Although medical and recreational marijuana is legal across dozens of states, research into the drug’s potential medical benefits is still in its infancy. Oliver Hoerth from Mayo Clinic’s Department of Neurology’s Division of Epilepsy says the researchers determined that they needed more information about how THC, the main psychoactive compound in marijuana, affected epilepsy patients under observation.

A few past studies found that cannabis may have some effect against epilepsy and seizures but further research is needed to truly understand the connection between cannabis, THC, and epilepsy. For the recent study, Hoerth and his Mayo Clinic colleagues analyzed how hospital admission, length of stay, and epilepsy-related event recording in the epilepsy monitoring unit (EMU) were affected by marijuana use among patients with epilepsy.

They used admissions data from 2023 that included 191 epileptic patients with 61 cannabis users and 130 non-users and conducted an event capturability analysis of 151 patients who were admitted to the Mayo Clinic epilepsy monitoring unit with 53 marijuana users and 98 non-users. An epilepsy event was captured in 44 of the users as well as 64 of the non-users.

The team’s analysis led to the discovery that marijuana users had a mean admission length of 3.2 days compared to 3.8 days for non-cannabis users. Furthermore, the event capturability rate for patients with epilepsy who used cannabis saw an 18.1% jump compared to non-users in the admissions database.

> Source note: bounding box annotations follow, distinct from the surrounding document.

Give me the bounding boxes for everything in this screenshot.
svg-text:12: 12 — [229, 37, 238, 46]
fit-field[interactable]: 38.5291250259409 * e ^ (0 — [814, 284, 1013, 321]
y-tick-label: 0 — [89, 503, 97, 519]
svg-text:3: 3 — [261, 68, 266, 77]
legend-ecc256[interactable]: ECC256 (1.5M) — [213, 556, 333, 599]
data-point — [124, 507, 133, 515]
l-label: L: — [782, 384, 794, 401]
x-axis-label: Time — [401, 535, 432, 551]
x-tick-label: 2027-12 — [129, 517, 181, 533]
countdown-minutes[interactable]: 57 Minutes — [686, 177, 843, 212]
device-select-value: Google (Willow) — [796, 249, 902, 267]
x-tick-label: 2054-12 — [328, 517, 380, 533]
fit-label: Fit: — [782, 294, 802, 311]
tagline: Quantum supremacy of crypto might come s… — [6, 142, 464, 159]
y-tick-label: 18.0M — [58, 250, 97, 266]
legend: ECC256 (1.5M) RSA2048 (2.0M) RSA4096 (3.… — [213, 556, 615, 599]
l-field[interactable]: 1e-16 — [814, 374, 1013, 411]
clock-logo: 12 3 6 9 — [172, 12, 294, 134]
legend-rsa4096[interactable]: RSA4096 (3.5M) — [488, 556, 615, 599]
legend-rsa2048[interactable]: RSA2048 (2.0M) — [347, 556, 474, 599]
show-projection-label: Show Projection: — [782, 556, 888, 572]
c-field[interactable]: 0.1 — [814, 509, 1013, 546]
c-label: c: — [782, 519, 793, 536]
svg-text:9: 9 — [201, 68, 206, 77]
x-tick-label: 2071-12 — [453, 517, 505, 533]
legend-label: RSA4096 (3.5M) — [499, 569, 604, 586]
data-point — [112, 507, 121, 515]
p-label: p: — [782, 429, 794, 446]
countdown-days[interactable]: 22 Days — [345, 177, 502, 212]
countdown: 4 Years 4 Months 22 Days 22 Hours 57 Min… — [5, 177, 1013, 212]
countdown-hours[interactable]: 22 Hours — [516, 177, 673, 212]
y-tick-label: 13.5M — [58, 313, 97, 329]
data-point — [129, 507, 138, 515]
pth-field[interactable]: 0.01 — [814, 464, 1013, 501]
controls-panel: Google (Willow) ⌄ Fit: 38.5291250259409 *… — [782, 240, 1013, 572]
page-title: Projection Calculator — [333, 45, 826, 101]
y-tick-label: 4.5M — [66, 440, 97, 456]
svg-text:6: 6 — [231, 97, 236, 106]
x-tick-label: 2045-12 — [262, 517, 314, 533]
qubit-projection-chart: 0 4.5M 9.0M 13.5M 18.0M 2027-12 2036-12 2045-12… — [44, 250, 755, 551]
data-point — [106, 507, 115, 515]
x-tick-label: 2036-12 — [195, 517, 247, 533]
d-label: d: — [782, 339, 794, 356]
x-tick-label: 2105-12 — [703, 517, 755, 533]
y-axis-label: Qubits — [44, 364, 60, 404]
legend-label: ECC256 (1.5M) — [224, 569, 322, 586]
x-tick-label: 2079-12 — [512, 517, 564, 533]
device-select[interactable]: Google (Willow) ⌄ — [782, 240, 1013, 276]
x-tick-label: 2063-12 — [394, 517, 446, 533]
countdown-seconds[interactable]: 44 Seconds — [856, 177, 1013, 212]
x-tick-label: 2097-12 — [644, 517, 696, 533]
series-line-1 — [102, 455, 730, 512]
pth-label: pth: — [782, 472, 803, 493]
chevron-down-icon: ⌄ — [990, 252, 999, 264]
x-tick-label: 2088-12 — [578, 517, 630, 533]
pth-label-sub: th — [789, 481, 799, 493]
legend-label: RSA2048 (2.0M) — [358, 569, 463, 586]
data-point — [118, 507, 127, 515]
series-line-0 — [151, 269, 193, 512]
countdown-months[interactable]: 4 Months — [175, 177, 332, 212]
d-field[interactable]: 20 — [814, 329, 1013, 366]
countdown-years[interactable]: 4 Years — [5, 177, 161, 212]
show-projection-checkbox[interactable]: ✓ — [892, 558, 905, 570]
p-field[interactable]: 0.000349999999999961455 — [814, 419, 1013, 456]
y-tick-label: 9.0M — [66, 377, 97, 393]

Study data also shows that cannabis users had a higher likelihood of possessing psychological condition-related epilepsy risk factors such as mental, sexual, and sexual abuse, generalized anxiety disorder, and major depressive disorder. This could be because several past studies have found cannabis can help manage mental disorders such as anxiety and depression. A growing number of Americans now use the drug for mental health reasons.

However, as cannabis research is still a vastly unexplored field, Hoerth and his colleagues at the Mayo Clinic noted that further study is necessary to truly understand the neuropsychological effects of cannabis use in individuals with epilepsy as well as how the drug affects overall brain health, mood disorders, and cognitive function.

When studies publish their findings indicating that marijuana use could reduce the amount of time epileptic patients spend in hospital, entities like Canopy Growth Corp. (NASDAQ: CGC) (TSX: WEED) are encouraged to keep bringing medical marijuana products to the market since their full direct and indirect positive effects are only beginning to be documented.